Far-right organisers like Griffin do not come to speak at universities or elsewhere to engage in polite debate. They use these occasions as a platform to help spread their racist, homophobic, anti-immigrant and anti-Trade Union views. As such, militant anti-fascists will always deny fascists a platform.

A spokeswoman for Trinity said the invite had been withdrawn after staff and students objected to the visit of Griffin, a holocaust denier who has been involved in far-right politics in England since the late 1970s. Last night, 13th October, thirty AFA members and supporters called into the weekly PhilSoc debate, as part of a campaign against Griffin’s invitation. We feel that this proved to be the tipping point for PhilSoc and the college authorities to withdraw the invitation.

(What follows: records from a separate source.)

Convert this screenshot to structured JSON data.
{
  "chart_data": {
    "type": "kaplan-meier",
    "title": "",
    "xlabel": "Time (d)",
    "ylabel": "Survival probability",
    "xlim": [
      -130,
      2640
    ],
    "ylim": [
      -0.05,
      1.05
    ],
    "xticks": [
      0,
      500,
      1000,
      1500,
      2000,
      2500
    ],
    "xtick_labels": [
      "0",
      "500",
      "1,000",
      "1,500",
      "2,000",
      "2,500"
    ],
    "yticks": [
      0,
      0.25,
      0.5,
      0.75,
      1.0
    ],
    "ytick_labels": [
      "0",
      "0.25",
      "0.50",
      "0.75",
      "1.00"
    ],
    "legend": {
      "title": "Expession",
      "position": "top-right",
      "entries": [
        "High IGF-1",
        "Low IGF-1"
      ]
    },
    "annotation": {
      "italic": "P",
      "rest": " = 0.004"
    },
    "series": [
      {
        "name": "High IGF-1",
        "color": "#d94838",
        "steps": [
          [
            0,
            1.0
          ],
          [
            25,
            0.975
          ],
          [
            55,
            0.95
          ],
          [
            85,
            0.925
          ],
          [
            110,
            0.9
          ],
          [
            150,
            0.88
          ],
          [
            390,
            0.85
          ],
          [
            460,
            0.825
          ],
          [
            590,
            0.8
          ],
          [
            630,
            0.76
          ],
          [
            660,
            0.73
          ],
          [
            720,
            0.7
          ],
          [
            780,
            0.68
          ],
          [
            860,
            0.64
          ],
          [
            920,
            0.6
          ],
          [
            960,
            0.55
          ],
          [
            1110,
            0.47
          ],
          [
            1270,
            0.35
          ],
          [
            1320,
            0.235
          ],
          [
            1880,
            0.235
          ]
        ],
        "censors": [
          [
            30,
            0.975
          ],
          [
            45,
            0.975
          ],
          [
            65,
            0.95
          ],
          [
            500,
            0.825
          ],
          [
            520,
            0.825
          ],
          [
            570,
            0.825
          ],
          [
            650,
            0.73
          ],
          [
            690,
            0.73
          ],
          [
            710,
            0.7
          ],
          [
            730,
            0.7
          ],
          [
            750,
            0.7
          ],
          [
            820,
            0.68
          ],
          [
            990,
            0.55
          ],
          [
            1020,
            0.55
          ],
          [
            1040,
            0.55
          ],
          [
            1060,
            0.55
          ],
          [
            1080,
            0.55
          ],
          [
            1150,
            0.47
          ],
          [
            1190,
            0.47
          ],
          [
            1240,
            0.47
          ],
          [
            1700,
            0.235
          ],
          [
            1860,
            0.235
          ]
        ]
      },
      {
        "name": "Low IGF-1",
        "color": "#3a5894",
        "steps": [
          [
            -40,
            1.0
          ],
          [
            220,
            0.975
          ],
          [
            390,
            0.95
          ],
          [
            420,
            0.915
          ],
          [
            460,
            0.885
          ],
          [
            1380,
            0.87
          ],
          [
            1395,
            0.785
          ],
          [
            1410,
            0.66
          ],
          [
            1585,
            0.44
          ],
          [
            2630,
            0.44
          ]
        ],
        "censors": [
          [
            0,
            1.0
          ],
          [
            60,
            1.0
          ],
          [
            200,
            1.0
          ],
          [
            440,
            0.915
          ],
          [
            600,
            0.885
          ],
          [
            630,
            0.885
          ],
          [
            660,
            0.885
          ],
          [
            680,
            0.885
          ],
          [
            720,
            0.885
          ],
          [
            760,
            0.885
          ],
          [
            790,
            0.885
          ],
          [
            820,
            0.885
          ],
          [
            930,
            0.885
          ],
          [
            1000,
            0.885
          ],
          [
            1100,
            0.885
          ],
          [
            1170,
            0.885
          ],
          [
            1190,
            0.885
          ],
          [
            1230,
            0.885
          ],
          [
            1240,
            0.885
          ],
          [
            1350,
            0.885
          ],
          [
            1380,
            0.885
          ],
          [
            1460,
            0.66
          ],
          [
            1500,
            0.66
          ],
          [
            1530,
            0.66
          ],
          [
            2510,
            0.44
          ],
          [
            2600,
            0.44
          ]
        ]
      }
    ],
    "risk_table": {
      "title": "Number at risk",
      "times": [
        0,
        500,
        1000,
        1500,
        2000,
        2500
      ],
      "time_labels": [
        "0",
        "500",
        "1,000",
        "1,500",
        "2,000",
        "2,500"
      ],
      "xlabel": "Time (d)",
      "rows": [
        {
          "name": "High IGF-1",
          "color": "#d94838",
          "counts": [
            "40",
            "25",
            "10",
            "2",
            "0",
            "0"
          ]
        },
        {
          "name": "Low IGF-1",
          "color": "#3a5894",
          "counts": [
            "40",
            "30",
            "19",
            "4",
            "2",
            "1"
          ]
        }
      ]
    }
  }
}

This direct action was the culmination of a number of weeks work by AFA which included a mass email campaign, the production of several hundred stickers and the setting up of a Facebook page, entitled 'No Platform For Nazi Nick Griffin in Dublin', which attracted over 580 people.

AFA, who have been active in confronting fascism for nearly twenty years, have always adopted the dual strategy of both physical and political opposition when confronting fascism whether Irish or International, group or individual.